- East Ybor Location within the state of Florida
- Coordinates: 27°57′45″N 82°25′49″W﻿ / ﻿27.96250°N 82.43028°W
- Country: United States
- State: Florida
- County: Hillsborough
- City: Tampa

Population (2010)
- • Total: 536
- Time zone: UTC-5 (Eastern (EST))
- • Summer (DST): UTC-4 (EDT)
- ZIP codes: 33605

= East Ybor =

East Ybor is a neighborhood within the city limits of Tampa, Florida. As of the 2010 census the neighborhood had a population of 536. The ZIP Codes serving the neighborhood is 33605. The neighborhood is located just east of the historic Ybor City.

==Geography==
East Ybor boundaries are Adamo Drive to the south, Interstate 4 to the north, 39th Street to the east and Ybor City to the west.

==Demographics==
At the 2010 census there were 536 people and 220 households residing in the neighborhood. The population density was 1,913/mi^{2}. The racial makeup of the neighborhood was 33% White, 62% African American, 0% Native American, 1% Asian, 1% from other races, and 2% from two or more races. Hispanic or Latino of any race were 12%.

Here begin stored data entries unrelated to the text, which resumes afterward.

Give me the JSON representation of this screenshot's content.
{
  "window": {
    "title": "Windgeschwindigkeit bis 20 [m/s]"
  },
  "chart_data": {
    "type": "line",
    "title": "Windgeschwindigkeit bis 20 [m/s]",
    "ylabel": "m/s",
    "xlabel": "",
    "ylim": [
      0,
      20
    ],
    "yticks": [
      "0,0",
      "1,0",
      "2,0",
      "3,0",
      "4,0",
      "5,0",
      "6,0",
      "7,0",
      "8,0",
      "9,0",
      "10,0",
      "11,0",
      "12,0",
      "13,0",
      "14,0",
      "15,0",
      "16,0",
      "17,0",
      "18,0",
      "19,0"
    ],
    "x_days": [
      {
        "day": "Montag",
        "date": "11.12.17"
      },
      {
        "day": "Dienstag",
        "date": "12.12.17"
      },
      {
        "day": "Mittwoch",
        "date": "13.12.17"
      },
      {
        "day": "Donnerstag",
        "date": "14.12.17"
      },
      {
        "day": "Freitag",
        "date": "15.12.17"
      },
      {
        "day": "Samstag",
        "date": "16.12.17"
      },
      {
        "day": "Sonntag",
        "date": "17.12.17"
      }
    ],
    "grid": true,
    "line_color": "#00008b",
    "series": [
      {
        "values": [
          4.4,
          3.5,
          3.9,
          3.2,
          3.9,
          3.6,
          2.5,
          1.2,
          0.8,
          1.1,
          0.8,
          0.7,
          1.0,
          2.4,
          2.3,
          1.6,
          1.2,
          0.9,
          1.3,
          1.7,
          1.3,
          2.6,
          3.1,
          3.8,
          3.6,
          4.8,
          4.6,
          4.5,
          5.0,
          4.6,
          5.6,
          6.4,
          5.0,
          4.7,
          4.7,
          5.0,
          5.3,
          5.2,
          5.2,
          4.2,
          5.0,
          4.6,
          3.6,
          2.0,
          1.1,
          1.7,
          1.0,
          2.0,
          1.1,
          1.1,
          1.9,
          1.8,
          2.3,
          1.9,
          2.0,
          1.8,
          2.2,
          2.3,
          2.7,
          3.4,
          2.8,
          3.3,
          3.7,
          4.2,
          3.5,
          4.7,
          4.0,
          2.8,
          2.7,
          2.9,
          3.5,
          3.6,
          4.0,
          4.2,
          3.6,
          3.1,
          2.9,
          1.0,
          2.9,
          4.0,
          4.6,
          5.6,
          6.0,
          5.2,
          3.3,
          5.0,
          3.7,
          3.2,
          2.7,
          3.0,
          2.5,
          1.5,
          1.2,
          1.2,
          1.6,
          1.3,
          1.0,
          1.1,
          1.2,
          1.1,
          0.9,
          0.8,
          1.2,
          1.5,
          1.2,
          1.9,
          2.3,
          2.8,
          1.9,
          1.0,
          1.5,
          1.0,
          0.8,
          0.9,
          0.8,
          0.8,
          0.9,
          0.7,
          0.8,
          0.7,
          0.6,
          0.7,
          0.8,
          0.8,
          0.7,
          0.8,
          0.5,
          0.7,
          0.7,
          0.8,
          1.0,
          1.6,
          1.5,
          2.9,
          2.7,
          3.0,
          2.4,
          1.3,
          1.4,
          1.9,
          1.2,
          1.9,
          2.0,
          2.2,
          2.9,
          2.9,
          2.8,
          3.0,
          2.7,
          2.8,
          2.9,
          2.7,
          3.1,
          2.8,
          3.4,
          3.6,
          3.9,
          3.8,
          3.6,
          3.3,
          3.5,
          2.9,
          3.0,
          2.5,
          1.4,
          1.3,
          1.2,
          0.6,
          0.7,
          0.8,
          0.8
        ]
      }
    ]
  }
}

Of the 220 households 21% had children under the age of 18 living with them, 19% were married couples living together, 18% had a female householder with no husband present, and 15% were non-families. 39% of households were made up of individuals.

The age distribution was 20% under the age of 18, 24% from 18 to 34, 22% from 35 to 49, 22% from 50 to 64, and 15% 65 or older. For every 100 females, there were 123.3 males.

The per capita income for the neighborhood was $9,905. About 26% of the population were below the poverty line, 34% of those are under the age of 18.